Most of these nursing home elderly were like Desmond and Krimhilde, firmly swearing off "bad" foods, habits for a virtuous lifestyle, only to finding themselves in worse predicaments later, and at much more cost.  Again, no one disputes there are diseases that drive a lot of health care spending - and many are tied (at least using correlations) to "bad lifestyle choice". On the other hand, as Teresa Keegan notes, "okay you extend your life into the eighties, then what?"  Well, from the IEA study, a lot more expense merely because of all those added years - plus, diseases (like Alzheimer's) which by their very nature extract vastly more care costs, attention.

The IEA paper concludes:

"Long term planning of public finances should not be based on the fantasy that people can live longer lives without incurring additional costs, nor can it be based on the delusion that healthcare costs will fall if unhealthy lifestyles are stamped out. The reality is that it is healthy, not unhealthy, lifestyles that have driven up costs and they will continue to do so. It makes no sense to blame escalating public sector budgets on people whose lifestyle choices tend to be cost-saving."

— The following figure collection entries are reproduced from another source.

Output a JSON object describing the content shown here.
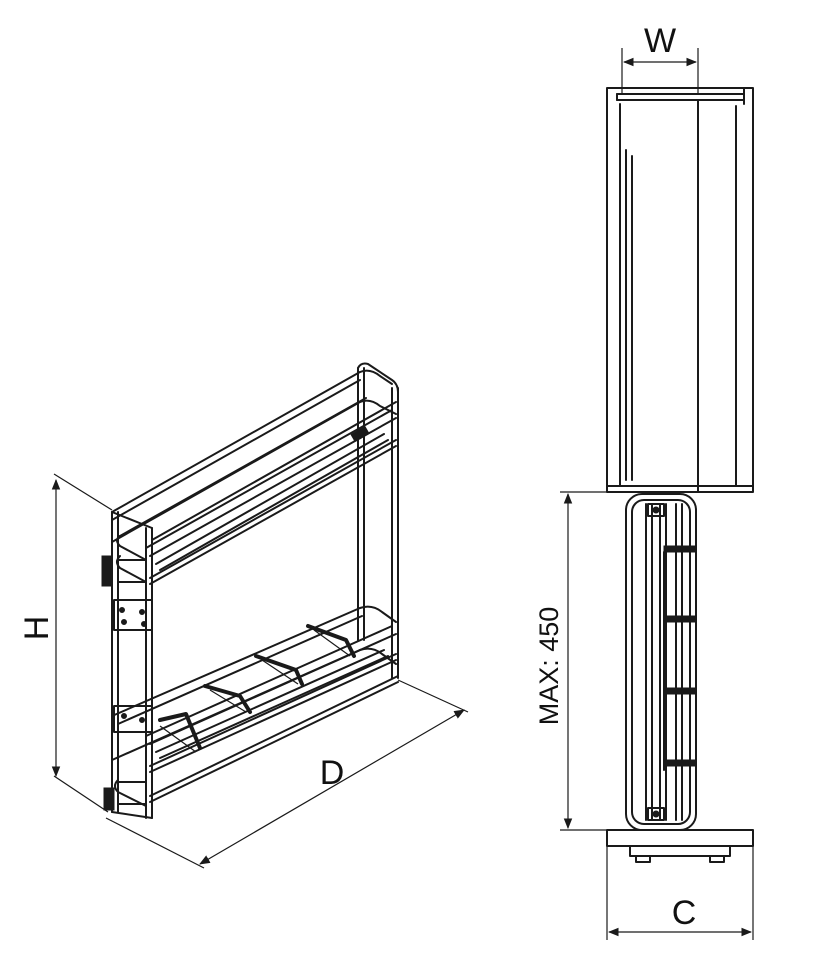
{
  "labels": {
    "width": "W",
    "height": "H",
    "depth": "D",
    "cabinet_clearance": "C",
    "max_extension": "MAX: 450"
  }
}
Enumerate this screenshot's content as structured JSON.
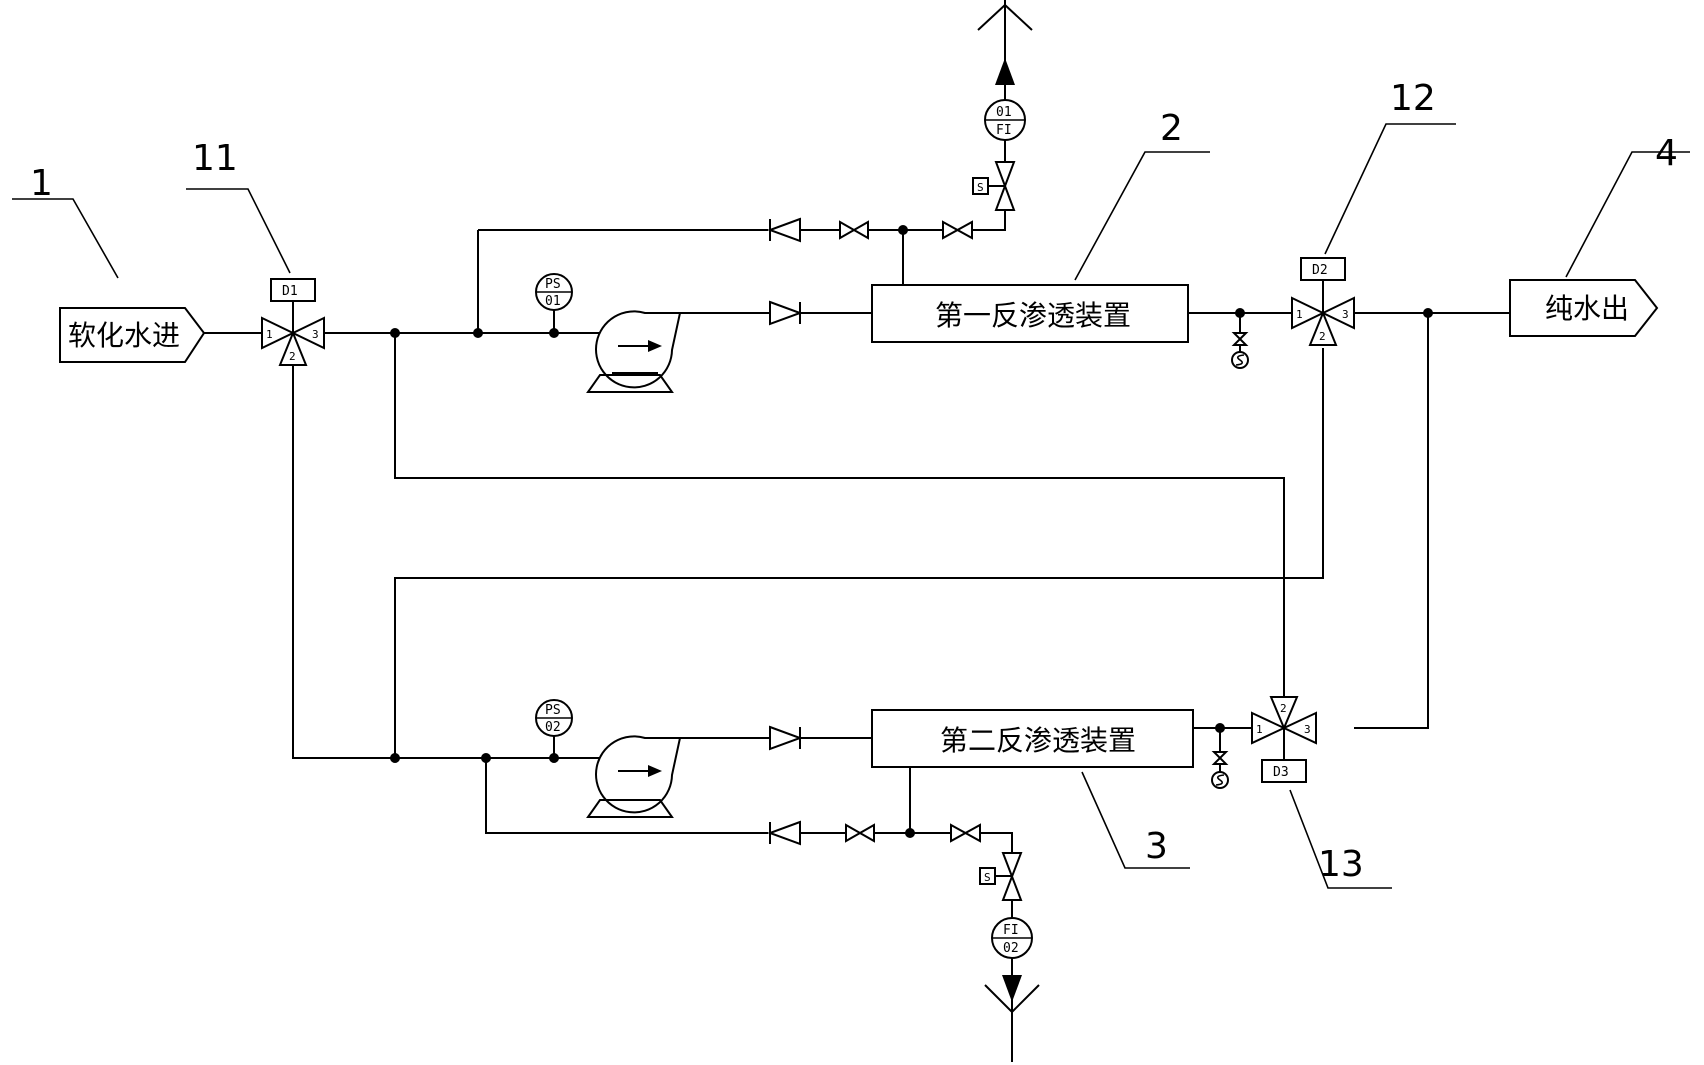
{
  "callouts": {
    "c1": "1",
    "c2": "2",
    "c3": "3",
    "c4": "4",
    "c11": "11",
    "c12": "12",
    "c13": "13"
  },
  "terminals": {
    "inlet": "软化水进",
    "outlet": "纯水出"
  },
  "units": {
    "ro1": "第一反渗透装置",
    "ro2": "第二反渗透装置"
  },
  "valves": {
    "d1": "D1",
    "d2": "D2",
    "d3": "D3",
    "port1": "1",
    "port2": "2",
    "port3": "3"
  },
  "instruments": {
    "ps_top": "PS",
    "ps01": "01",
    "ps02": "02",
    "fi_top": "FI",
    "fi01": "01",
    "fi02": "02",
    "solenoid": "S"
  }
}
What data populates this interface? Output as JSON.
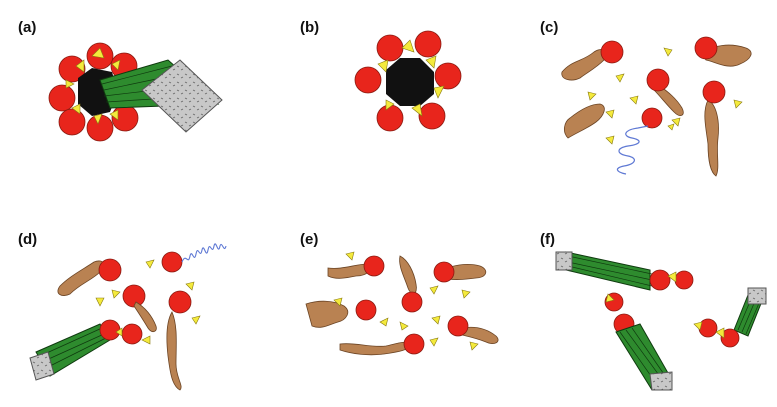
{
  "colors": {
    "background": "#ffffff",
    "sphere": "#e8251c",
    "sphere_stroke": "#8a1a10",
    "triangle": "#f4ea3c",
    "triangle_stroke": "#8a7a10",
    "blob": "#b98252",
    "blob_stroke": "#6b4424",
    "bundle": "#2e8b2e",
    "bundle_stroke": "#0f3a0f",
    "block": "#c8c8c8",
    "block_stroke": "#555555",
    "squiggle": "#5f79d4",
    "center": "#111111"
  },
  "panels": [
    {
      "key": "a",
      "label": "(a)"
    },
    {
      "key": "b",
      "label": "(b)"
    },
    {
      "key": "c",
      "label": "(c)"
    },
    {
      "key": "d",
      "label": "(d)"
    },
    {
      "key": "e",
      "label": "(e)"
    },
    {
      "key": "f",
      "label": "(f)"
    }
  ]
}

Of course, no one - certainly not me - is advocating deliberate, dedicated consumption of high fatty foods, like the constant diet of Kentucky Fried Chicken that ultimately did in former child star Tommy Rettig  at the age of 54.  What we are saying is that one ought to be able to enjoy his food, even if those choices lean to burgers, the occasional steak and hot dogs, without being made to feel like a health spending criminal.  The reason is that it is actually the healthy eating zealots whose longer lives add the bulk of medical costs over time.  Maybe, indeed, we should strive more for a balanced quality of life - which includes eating what we wish up to a point - than emulating an abstemious monk who reaches 90 years of age, but wears Depends every waking minute- if he can recall where he stores them.